Tentativas de definições continuarão a surgir.

Fiz esse esboço para chamar todos a uma reflexão sobre o que é para si e o que poderia ser para si a espiritualidade.

Escolho, por último, o que Leonardo Boff diz: “a espiritualidade é fonte de inspiração do novo, de geração de sentido pleno e de potencialização das capacidades do ser humano.” Em outro texto, Boff diz que “Se espírito é relação e vida, seu oposto não é matéria e corpo mas a morte como ausência de relação. Nesta acepção, espiritualidade é toda atitude e atividade que favorece a expansão da vida, a relação consciente, a comunhão aberta, a subjetividade profunda e a transcendência como modo de ser, sempre disposto a novas experiências e a novos conhecimentos.” (Leonardo Boff, 2012)

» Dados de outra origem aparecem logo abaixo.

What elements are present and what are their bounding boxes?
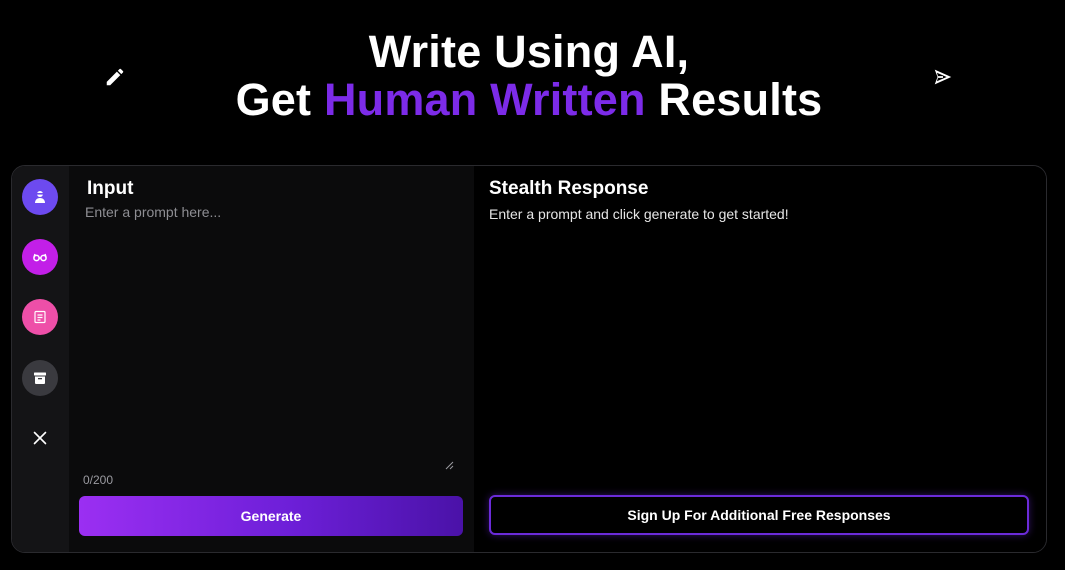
archive-icon [34, 372, 46, 384]
hero-title-line1: Write Using AI, [368, 26, 690, 77]
send-icon [934, 69, 952, 85]
hero-title-suffix: Results [645, 74, 823, 125]
writer-card: Input 0/200 Generate Stealth Response En… [11, 165, 1047, 553]
sidebar-agent-button[interactable] [22, 179, 58, 215]
input-panel: Input 0/200 Generate [69, 166, 474, 552]
document-icon [34, 310, 46, 324]
hero-title-accent: Human Written [323, 74, 646, 125]
hero-title-prefix: Get [235, 74, 324, 125]
sidebar-document-button[interactable] [22, 299, 58, 335]
response-title: Stealth Response [489, 178, 649, 199]
close-icon [33, 431, 47, 445]
prompt-input[interactable] [85, 204, 455, 472]
hero-title-line2: Get Human Written Results [0, 76, 1058, 124]
generate-button[interactable]: Generate [79, 496, 463, 536]
input-title: Input [87, 178, 134, 199]
resize-handle-icon[interactable] [444, 460, 454, 470]
response-panel: Stealth Response Enter a prompt and clic… [474, 166, 1046, 552]
sidebar-glasses-button[interactable] [22, 239, 58, 275]
hero-header: Write Using AI, Get Human Written Result… [0, 0, 1065, 160]
hero-title: Write Using AI, Get Human Written Result… [0, 28, 1058, 124]
signup-button[interactable]: Sign Up For Additional Free Responses [489, 495, 1029, 535]
sidebar-close-button[interactable] [22, 420, 58, 456]
agent-icon [35, 191, 45, 203]
sidebar-archive-button[interactable] [22, 360, 58, 396]
glasses-icon [33, 253, 47, 262]
character-counter: 0/200 [83, 473, 114, 487]
response-text: Enter a prompt and click generate to get… [489, 206, 789, 222]
tool-sidebar [12, 166, 69, 552]
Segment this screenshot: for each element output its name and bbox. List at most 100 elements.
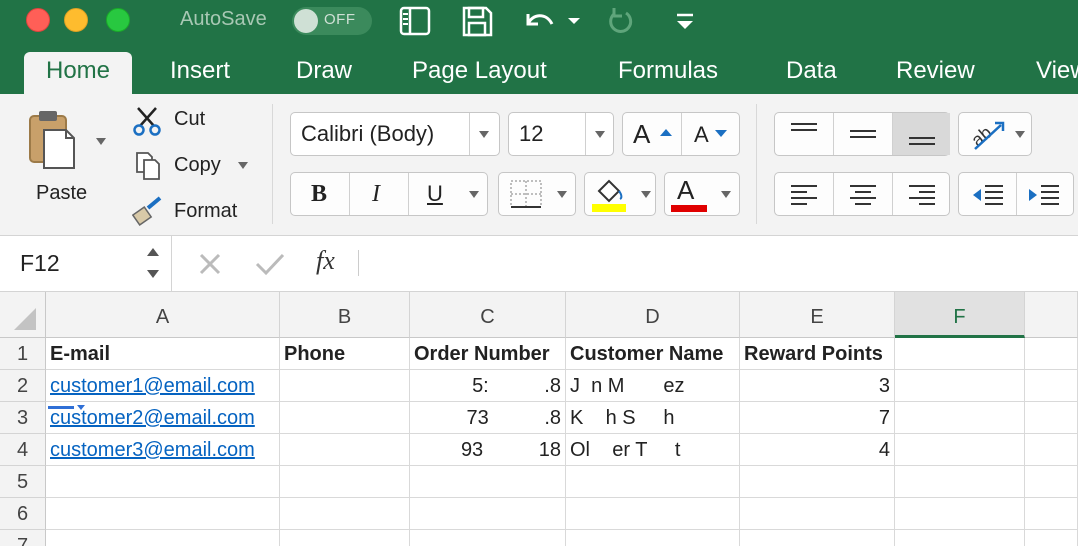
cell-d7[interactable] [566,530,740,546]
align-right-button[interactable] [893,173,950,215]
select-all-button[interactable] [0,292,46,338]
row-header-4[interactable]: 4 [0,434,46,466]
cell-f6[interactable] [895,498,1025,530]
text-orientation-button[interactable]: ab [958,112,1032,156]
tab-review[interactable]: Review [896,52,975,94]
cell-f5[interactable] [895,466,1025,498]
customize-toolbar-button[interactable] [672,4,698,38]
copy-options-arrow[interactable] [238,162,248,169]
tab-page-layout[interactable]: Page Layout [412,52,547,94]
column-header-g[interactable] [1025,292,1078,338]
row-header-1[interactable]: 1 [0,338,46,370]
cell-c4[interactable]: 93 18 [410,434,566,466]
align-bottom-button[interactable] [893,113,950,155]
align-top-button[interactable] [775,113,833,155]
cell-a4[interactable]: customer3@email.com [46,434,280,466]
tab-home[interactable]: Home [24,52,133,94]
cell-e7[interactable] [740,530,895,546]
name-box[interactable]: F12 [0,236,172,292]
column-header-e[interactable]: E [740,292,895,338]
format-label[interactable]: Format [174,200,237,223]
column-header-b[interactable]: B [280,292,410,338]
cut-label[interactable]: Cut [174,108,205,131]
cell-g5[interactable] [1025,466,1078,498]
row-header-6[interactable]: 6 [0,498,46,530]
cell-b1[interactable]: Phone [280,338,410,370]
cell-f2[interactable] [895,370,1025,402]
cell-e6[interactable] [740,498,895,530]
row-header-2[interactable]: 2 [0,370,46,402]
format-painter-button[interactable] [131,196,164,231]
copy-button[interactable] [134,150,164,187]
column-header-a[interactable]: A [46,292,280,338]
align-left-button[interactable] [775,173,833,215]
column-header-c[interactable]: C [410,292,566,338]
paste-options-arrow[interactable] [96,138,106,145]
formula-input[interactable] [370,250,1060,278]
align-center-button[interactable] [834,173,892,215]
save-button[interactable] [460,4,494,38]
cell-c5[interactable] [410,466,566,498]
tab-data[interactable]: Data [786,52,837,94]
tab-view[interactable]: View [1036,52,1078,94]
zoom-window-button[interactable] [106,8,130,32]
cancel-icon[interactable] [196,250,224,278]
insert-function-button[interactable]: fx [316,246,335,276]
cell-d2[interactable]: J n M ez [566,370,740,402]
cell-d6[interactable] [566,498,740,530]
cell-b3[interactable] [280,402,410,434]
cell-g7[interactable] [1025,530,1078,546]
autocorrect-indicator[interactable] [48,406,74,409]
cell-c3[interactable]: 73 .8 [410,402,566,434]
cell-b7[interactable] [280,530,410,546]
row-header-5[interactable]: 5 [0,466,46,498]
cell-e2[interactable]: 3 [740,370,895,402]
cell-d1[interactable]: Customer Name [566,338,740,370]
increase-font-size-button[interactable]: A [623,113,681,155]
cell-g6[interactable] [1025,498,1078,530]
decrease-indent-button[interactable] [959,173,1016,215]
copy-label[interactable]: Copy [174,154,221,177]
cell-c6[interactable] [410,498,566,530]
undo-button[interactable] [520,4,580,38]
font-size-select[interactable]: 12 [508,112,614,156]
cell-b2[interactable] [280,370,410,402]
cell-c2[interactable]: 5: .8 [410,370,566,402]
cell-e1[interactable]: Reward Points [740,338,895,370]
spreadsheet-grid[interactable]: A B C D E F 1 2 3 4 5 6 7 E-mail Phone O… [0,292,1078,546]
underline-options-arrow[interactable] [469,191,479,198]
cell-d3[interactable]: K h S h [566,402,740,434]
checkmark-icon[interactable] [254,250,286,278]
tab-draw[interactable]: Draw [296,52,352,94]
cell-g3[interactable] [1025,402,1078,434]
cell-f1[interactable] [895,338,1025,370]
cell-e5[interactable] [740,466,895,498]
decrease-font-size-button[interactable]: A [682,113,740,155]
cell-a1[interactable]: E-mail [46,338,280,370]
cell-d5[interactable] [566,466,740,498]
cell-e4[interactable]: 4 [740,434,895,466]
align-middle-button[interactable] [834,113,892,155]
cell-f3[interactable] [895,402,1025,434]
cell-b5[interactable] [280,466,410,498]
cell-d4[interactable]: Ol er T t [566,434,740,466]
cell-b6[interactable] [280,498,410,530]
fill-color-button[interactable] [584,172,656,216]
autosave-toggle[interactable]: OFF [292,7,372,35]
redo-button[interactable] [604,4,638,38]
row-header-3[interactable]: 3 [0,402,46,434]
close-window-button[interactable] [26,8,50,32]
cell-g1[interactable] [1025,338,1078,370]
paste-button[interactable] [26,108,82,175]
increase-indent-button[interactable] [1017,173,1073,215]
cell-c1[interactable]: Order Number [410,338,566,370]
cell-f4[interactable] [895,434,1025,466]
bold-button[interactable]: B [291,173,349,215]
cell-c7[interactable] [410,530,566,546]
font-family-select[interactable]: Calibri (Body) [290,112,500,156]
borders-button[interactable] [498,172,576,216]
cell-e3[interactable]: 7 [740,402,895,434]
underline-button[interactable]: U [409,173,467,215]
italic-button[interactable]: I [350,173,408,215]
font-color-button[interactable]: A [664,172,740,216]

Ela é a conexão com Deus, com Deus em nós, nos outros e na natureza. Espiritualidade é o poder (a capacidade) e o praticar (uma ação consciente) do amor ao próximo e a si mesmo, com gratidão e alegria.

No Salmo 1:3, diz-se que a espiritualidade “há de tornar-se qual árvore plantada junto a correntes de água, que dá seu fruto na sua estação e cuja folhagem não murcha, e tudo o que [ela] fizer será bem sucedido.”

Na Epístola aos Gálatas 5 (22:23), São Paulo traz quais seriam os frutos do Espírito Santo, ou seja, da espiritualidade divina: caridade, paz, paciência, afabilidade, bondade, fidelidade, brandura, temperança e alegria.

São frutos dos quais todos necessitamos.

A prática espiritual exige silêncio, constância e abertura mental e cordial. Exige um espaço vital.